Zamanımın yüzde 20’sini patrona, yüzde 10’unu strateji belirleme ve uygulama islerine, yüzde 35’inin operasyona, yüzde 25’ini bölümler arası koordinasyona, yüzde 5’ini standartları yerleştirmeye, performansı izlemeye, moral motivasyona ve diğer önceliklere, son yüzde 5’inin de dış ilişkilere ayırdım. Bu kadar planlı programlı bir yöneticiyi bir daha nereden bulacaklar?”
Biraz düşündüm. Bu yönetici zamanını başka şekilde kullansaydı ne değişirdi acaba?

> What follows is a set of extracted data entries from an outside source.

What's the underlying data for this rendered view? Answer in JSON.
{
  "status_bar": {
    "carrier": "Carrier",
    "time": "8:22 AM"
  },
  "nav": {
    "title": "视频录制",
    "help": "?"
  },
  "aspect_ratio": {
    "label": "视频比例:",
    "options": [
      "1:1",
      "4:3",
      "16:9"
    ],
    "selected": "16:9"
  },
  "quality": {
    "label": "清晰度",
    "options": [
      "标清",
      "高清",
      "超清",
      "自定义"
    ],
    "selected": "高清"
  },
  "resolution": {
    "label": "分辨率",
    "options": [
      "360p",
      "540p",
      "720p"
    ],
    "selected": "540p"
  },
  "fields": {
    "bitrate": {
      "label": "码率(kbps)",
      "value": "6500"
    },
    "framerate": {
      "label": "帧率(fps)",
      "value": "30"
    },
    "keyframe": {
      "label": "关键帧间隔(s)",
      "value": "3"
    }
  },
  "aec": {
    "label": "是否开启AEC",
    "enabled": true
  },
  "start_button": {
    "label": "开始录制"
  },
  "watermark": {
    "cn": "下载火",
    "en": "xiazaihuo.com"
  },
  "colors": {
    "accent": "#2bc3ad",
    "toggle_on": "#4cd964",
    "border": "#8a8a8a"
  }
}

“Yüzde 20 stratejik yönlendirme, faaliyetleri planlama ve müşteri ilişkileri, yüzde 20 kuruluş faaliyetlerini izleme ve değerlendirme, yüzde 20 organizasyon, yönetim takımını örgütleme, geliştirme, yönlendirme ve kullanma, yüzde 20 liderlik, çalışanların moral ve verimliliğini artırmak için uygun iklimi ve değerler sistemini oluşturma ve öncülüğünü yapma, yüzde 10 dış ilişkiler, dış temsil, gelişme ve trendleri yakından takip, yüzde 5 tepe yönetim ve ortaklarla ilişkileri sürdürme ve yüzde 5 kişisel gelişme, ilerleme ve bilgilenme.”
Herhalde çok şey değişirdi!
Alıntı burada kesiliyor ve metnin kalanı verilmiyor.